In un’intervista in esclusiva a OneFootball, Claudio Marchisio ha parlato della sua carriera e dell’esperienza con la Nazionale italiana:
Euro 2012 Polonia/Ucraina con Prandelli. Cosa si ricorda di quell’Europeo e di quel gruppo?
Quello è stato il mio primo Europeo, che ha fatto seguito al Mondiale nel 2010. C’era molta attesa per vedere all’opera la Nazionale, chiamata al riscatto. Con Prandelli avevamo ritrovato il feeling con la nostra Nazione e i nostri tifosi: è stata una grande esperienza, nella quale abbiamo maturato fiducia nelle nostre potenzialità partita dopo partita.
Sempre titolare, mai sostituito. C’è una partita che si ricorda più volentieri e perché?
Senz’altro quella contro l’Inghilterra. Fu una partita molto equilibrata: noi creammo tante occasioni da reti, pur senza riuscire a sbloccare il risultato. Arrivati ai rigori bisognava decidere i rigoristi: io ero già in lista, ma andai da Prandelli a chiedergli di non inserirmi nei primi 5 perché avevo dato talmente tanto in partita che avevo i crampi ai polpacci. Alla fine, ce l’abbiamo fatta. Vincere in quel modo, soffrendo e dando tutto ciò che avevamo, ha amplificato la nostra gioia. Ricordo il cucchiaio di Pirlo, la vera sliding door della gara.
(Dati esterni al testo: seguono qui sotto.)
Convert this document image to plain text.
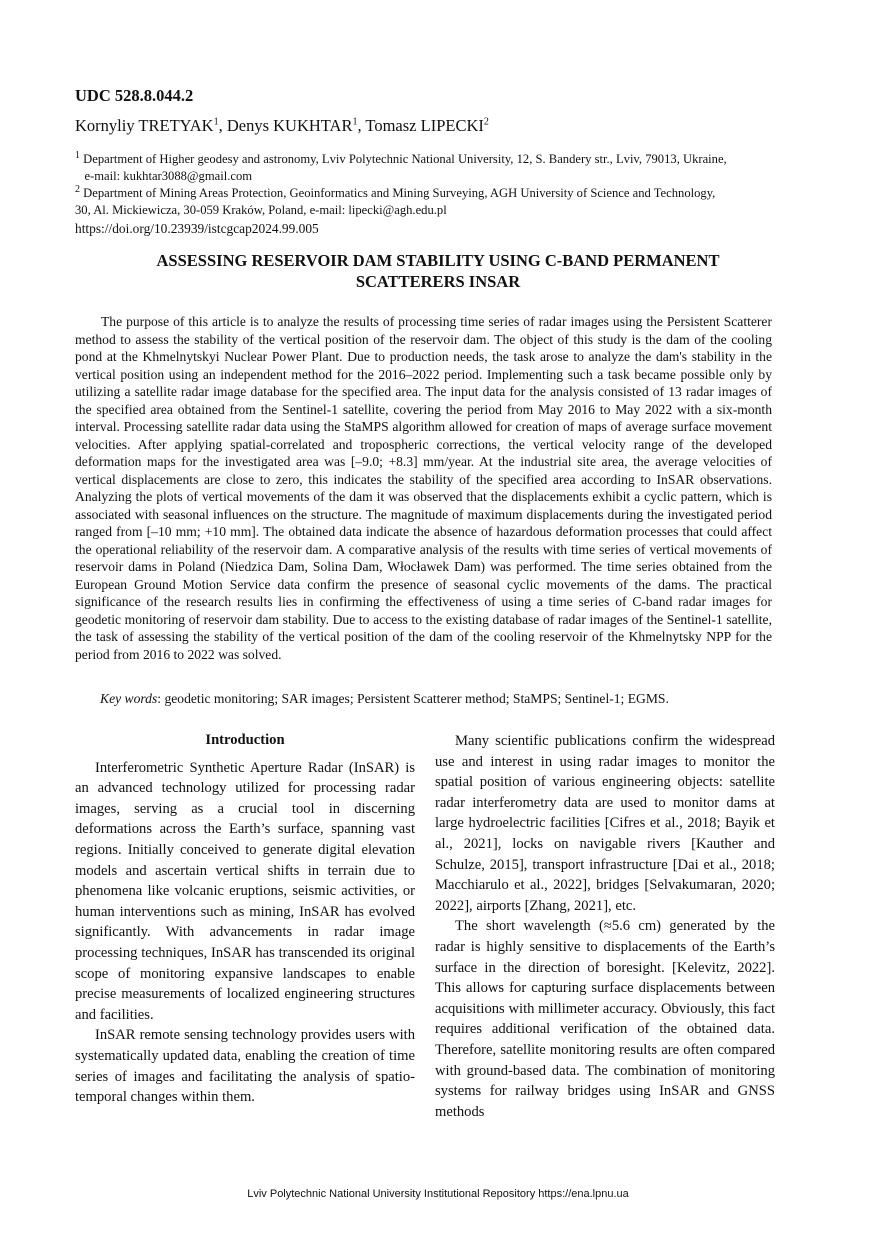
UDC 528.8.044.2
Kornyliy TRETYAK$^1$, Denys KUKHTAR$^1$, Tomasz LIPECKI$^2$
$^1$ Department of Higher geodesy and astronomy, Lviv Polytechnic National University, 12, S. Bandery str., Lviv, 79013, Ukraine,
e-mail: kukhtar3088@gmail.com
$^2$ Department of Mining Areas Protection, Geoinformatics and Mining Surveying, AGH University of Science and Technology,
30, Al. Mickiewicza, 30-059 Kraków, Poland, e-mail: lipecki@agh.edu.pl
https://doi.org/10.23939/istcgcap2024.99.005
ASSESSING RESERVOIR DAM STABILITY USING C-BAND PERMANENT
SCATTERERS INSAR

The purpose of this article is to analyze the results of processing time series of radar images using the Persistent Scatterer method to assess the stability of the vertical position of the reservoir dam. The object of this study is the dam of the cooling pond at the Khmelnytskyi Nuclear Power Plant. Due to production needs, the task arose to analyze the dam's stability in the vertical position using an independent method for the 2016–2022 period. Implementing such a task became possible only by utilizing a satellite radar image database for the specified area. The input data for the analysis consisted of 13 radar images of the specified area obtained from the Sentinel-1 satellite, covering the period from May 2016 to May 2022 with a six-month interval. Processing satellite radar data using the StaMPS algorithm allowed for creation of maps of average surface movement velocities. After applying spatial-correlated and tropospheric corrections, the vertical velocity range of the developed deformation maps for the investigated area was [–9.0; +8.3] mm/year. At the industrial site area, the average velocities of vertical displacements are close to zero, this indicates the stability of the specified area according to InSAR observations. Analyzing the plots of vertical movements of the dam it was observed that the displacements exhibit a cyclic pattern, which is associated with seasonal influences on the structure. The magnitude of maximum displacements during the investigated period ranged from [–10 mm; +10 mm]. The obtained data indicate the absence of hazardous deformation processes that could affect the operational reliability of the reservoir dam. A comparative analysis of the results with time series of vertical movements of reservoir dams in Poland (Niedzica Dam, Solina Dam, Włocławek Dam) was performed. The time series obtained from the European Ground Motion Service data confirm the presence of seasonal cyclic movements of the dams. The practical significance of the research results lies in confirming the effectiveness of using a time series of C-band radar images for geodetic monitoring of reservoir dam stability. Due to access to the existing database of radar images of the Sentinel-1 satellite, the task of assessing the stability of the vertical position of the dam of the cooling reservoir of the Khmelnytsky NPP for the period from 2016 to 2022 was solved.

Key words: geodetic monitoring; SAR images; Persistent Scatterer method; StaMPS; Sentinel-1; EGMS.
Introduction

Interferometric Synthetic Aperture Radar (InSAR) is an advanced technology utilized for processing radar images, serving as a crucial tool in discerning deformations across the Earth’s surface, spanning vast regions. Initially conceived to generate digital elevation models and ascertain vertical shifts in terrain due to phenomena like volcanic eruptions, seismic activities, or human interventions such as mining, InSAR has evolved significantly. With advancements in radar image processing techniques, InSAR has transcended its original scope of monitoring expansive landscapes to enable precise measurements of localized engineering structures and facilities.

InSAR remote sensing technology provides users with systematically updated data, enabling the creation of time series of images and facilitating the analysis of spatio-temporal changes within them.

Many scientific publications confirm the widespread use and interest in using radar images to monitor the spatial position of various engineering objects: satellite radar interferometry data are used to monitor dams at large hydroelectric facilities [Cifres et al., 2018; Bayik et al., 2021], locks on navigable rivers [Kauther and Schulze, 2015], transport infrastructure [Dai et al., 2018; Macchiarulo et al., 2022], bridges [Selvakumaran, 2020; 2022], airports [Zhang, 2021], etc.

The short wavelength (≈5.6 cm) generated by the radar is highly sensitive to displacements of the Earth’s surface in the direction of boresight. [Kelevitz, 2022]. This allows for capturing surface displacements between acquisitions with millimeter accuracy. Obviously, this fact requires additional verification of the obtained data. Therefore, satellite monitoring results are often compared with ground-based data. The combination of monitoring systems for railway bridges using InSAR and GNSS methods

Lviv Polytechnic National University Institutional Repository https://ena.lpnu.ua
Ci infuse tranquillità in un momento delicatissimo e capimmo che ci saremmo qualificati.
L’intesa tra i due era talmente forte da uscire dai confini del campo da gioco. Forse Mario riconosceva in Antonio la sua stessa natura e il suo stesso talento. Si creò un’affinità che permise a entrambi di rendere al massimo in ogni gara.
Poi la finale con la Spagna, persa 4-0. Cosa andò storto in quella partita?
Arrivammo alla partita esausti. Avevamo avuto meno tempo di recupero rispetto alla Spagna e molti giocatori arrivarono in condizioni non ottimali, se non infortunati. La Spagna era più attrezzata, parliamo di una nazionale che ha dominato il calcio mondiale in quegli anni. Probabilmente avremmo perso comunque, ma credo che in un diverso contesto avremmo potuto far vedere qualcosa di differente.
Quella finale però non intacca il lavoro fatto, da un gruppo che andò oltre i propri limiti.
Nel suo libro ‘Il mio terzo tempo’ dice “Non ho mai imparato a perdere, ma forse, invecchiando, sono migliorato nella difficile arte del non vincere”. Quanto è stata dura superare quella sconfitta?
I miei unici rimpianti sono stati quelli di non vincere la Champions con la Juve e l’Europeo con la Nazionale. Facciamo tante battaglie per raggiungere i nostri obiettivi ed è ovvio che restiamo delusi se poi non riusciamo ad arrivare dove ci eravamo prefissati. Questa è la vita, un continuo allenamento per imparare a non vincere. Perché anche se arrivi in fondo, e il finale non è quello che ti aspetti, l’importante è il viaggio, non la meta. Tutto sommato, sono molto soddisfatto e grato del mio percorso nel calcio. Di aver realizzato il sogno di quando ero un bambino. Non mi sarei mai aspettato di poter raggiungere tanti traguardi e di vivere la mia avventura prevalentemente nella squadra in cui sono cresciuto e per cui facevo il tifo.
Rivede nel gruppo di Mancini un gruppo che può arrivare in finale?
Ho molta fiducia in questo gruppo giovane, talentuoso e con tanta voglia di far bene. Le competizioni così ravvicinate sono sempre una grande incognita e non so dire se arriveremo in finale, ma Mancini sta costruendo un qualcosa di molto importante con questi ragazzi. Sarà sicuramente un Europeo particolare, il primo che si disputerà in un anno dispari, a causa dell’Emergenza Covid. Non capiterà più di aver tanti impegni importanti così ravvicinati; credo che questo possa essere un vantaggio anche per l’affiatamento di un gruppo che si conosce bene e che sta creando delle basi solide.